Benim gözümde Nâzım Hikmet, karanlıkta bir ışıktır. Nâzım, sosyalist bir insandı. Yaşadığı dönemde, yaşanan olumsuzluklar, savaşlar ve bunun karşısında Nâzım'ın bir şeyler yapma isteği onu komünist yapmıştı. Ezilen ve sömürülenlerin yanındaydı. Nâzım, hem bir dünya insanı ve büyük bir sanatçıydı hem de komünistti. Türkiye'de medyanın tutumu tamamen magazinleşti. Nâzım'ı da magazinleştirmeye çalışıyorlar. Ben bu tutumu, Nâzım'a ve onu okuyanlara ihanet olarak değerlendiriyorum.
- Sizi, diğer sanatçıdardan ayıran nedir?
Beni diğer birçok sanatçıdan ayıran özelliğim, benim ülkemi tanımamdır. 5 üniversite kazandım ve 3'ünü terk ettim. Bu ortam içinde, üniversite ve öğrenci gençliğin sorunlarına yoğunlaşmış bir şekilde buldum kendimi. Bu sorunlardan kurtulmak, aynı zamanda yaşama daha güzel gözle bakabilmek için kendimi geliştirdim. Bunları yaparken sanatçı olmayı düşünmüyordum. Ama bu durum beni diğer kimi sanatçılardan şanslı kıldı. Çünkü ben, ülkemin sorunlarını görebilen ve en azından bu sorunları dile getiren bir sanatçı olarak buldum kendimi. Birçok sanatçı gibi ben de Ferrari ile dolaşıp, başbakanlarla oturup kalkabilirim. Ama benim kişiliğim buna müsaade etmiyor. Binlerce tokat yemiş ve çocuğuna ne kadar harçlık verebileceğini ya da akşam eve bir ekmek getirebileceğinin hesabını yapan bir halkın karşısına ben Ferrari ile çıkamam.
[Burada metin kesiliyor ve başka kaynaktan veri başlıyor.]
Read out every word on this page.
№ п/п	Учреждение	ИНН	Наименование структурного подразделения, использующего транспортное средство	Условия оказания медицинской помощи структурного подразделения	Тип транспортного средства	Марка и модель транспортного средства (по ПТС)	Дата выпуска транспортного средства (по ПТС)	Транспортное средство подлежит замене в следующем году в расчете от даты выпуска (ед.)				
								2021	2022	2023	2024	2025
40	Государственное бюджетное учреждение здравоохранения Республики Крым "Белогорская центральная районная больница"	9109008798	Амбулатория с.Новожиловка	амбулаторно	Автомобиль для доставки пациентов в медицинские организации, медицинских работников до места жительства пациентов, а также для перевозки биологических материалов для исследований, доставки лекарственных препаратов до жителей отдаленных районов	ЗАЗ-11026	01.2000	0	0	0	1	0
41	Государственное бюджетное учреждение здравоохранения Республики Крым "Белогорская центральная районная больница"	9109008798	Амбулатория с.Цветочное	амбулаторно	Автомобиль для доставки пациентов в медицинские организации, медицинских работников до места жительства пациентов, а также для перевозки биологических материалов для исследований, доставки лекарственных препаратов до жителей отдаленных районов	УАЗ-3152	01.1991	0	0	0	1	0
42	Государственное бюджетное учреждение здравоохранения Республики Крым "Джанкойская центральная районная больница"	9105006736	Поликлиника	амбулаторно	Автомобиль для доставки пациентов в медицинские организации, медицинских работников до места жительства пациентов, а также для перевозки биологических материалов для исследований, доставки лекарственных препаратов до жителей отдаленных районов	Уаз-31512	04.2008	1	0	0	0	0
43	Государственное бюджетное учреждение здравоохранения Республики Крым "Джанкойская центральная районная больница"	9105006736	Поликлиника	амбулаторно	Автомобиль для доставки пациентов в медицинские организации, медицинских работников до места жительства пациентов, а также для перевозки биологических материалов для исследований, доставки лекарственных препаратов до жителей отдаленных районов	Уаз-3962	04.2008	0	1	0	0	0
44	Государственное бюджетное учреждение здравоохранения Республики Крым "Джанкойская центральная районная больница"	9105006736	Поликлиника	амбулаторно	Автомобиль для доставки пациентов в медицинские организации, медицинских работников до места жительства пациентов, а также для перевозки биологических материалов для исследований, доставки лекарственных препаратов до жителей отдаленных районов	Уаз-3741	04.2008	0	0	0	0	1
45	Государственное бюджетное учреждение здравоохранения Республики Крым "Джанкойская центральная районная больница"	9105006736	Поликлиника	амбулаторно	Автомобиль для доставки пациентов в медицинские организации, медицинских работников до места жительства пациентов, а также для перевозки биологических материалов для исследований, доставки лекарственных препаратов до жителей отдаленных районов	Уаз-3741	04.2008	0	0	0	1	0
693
- Çevre sorunları ile yakından ilgileniyorsunuz.
Evet, tepkilerimizi dile getirmeye çalışıyoruz. Çevre denince, ormanlar, hayvanlar ve çöpler düşünülmemeli. Asıl olarak, hangi milletvekilinin hangi santral üzerinde ne kadar payı vardır ya da hangi bakanın hangi santraldan ne çıkarı vardır? Öğrenmek gerekir. Duyarlı bir sanatçı olmaya çalışıyorum. Halkımızın sorunlarını daha fazla dile getirmeye çalışıyorum.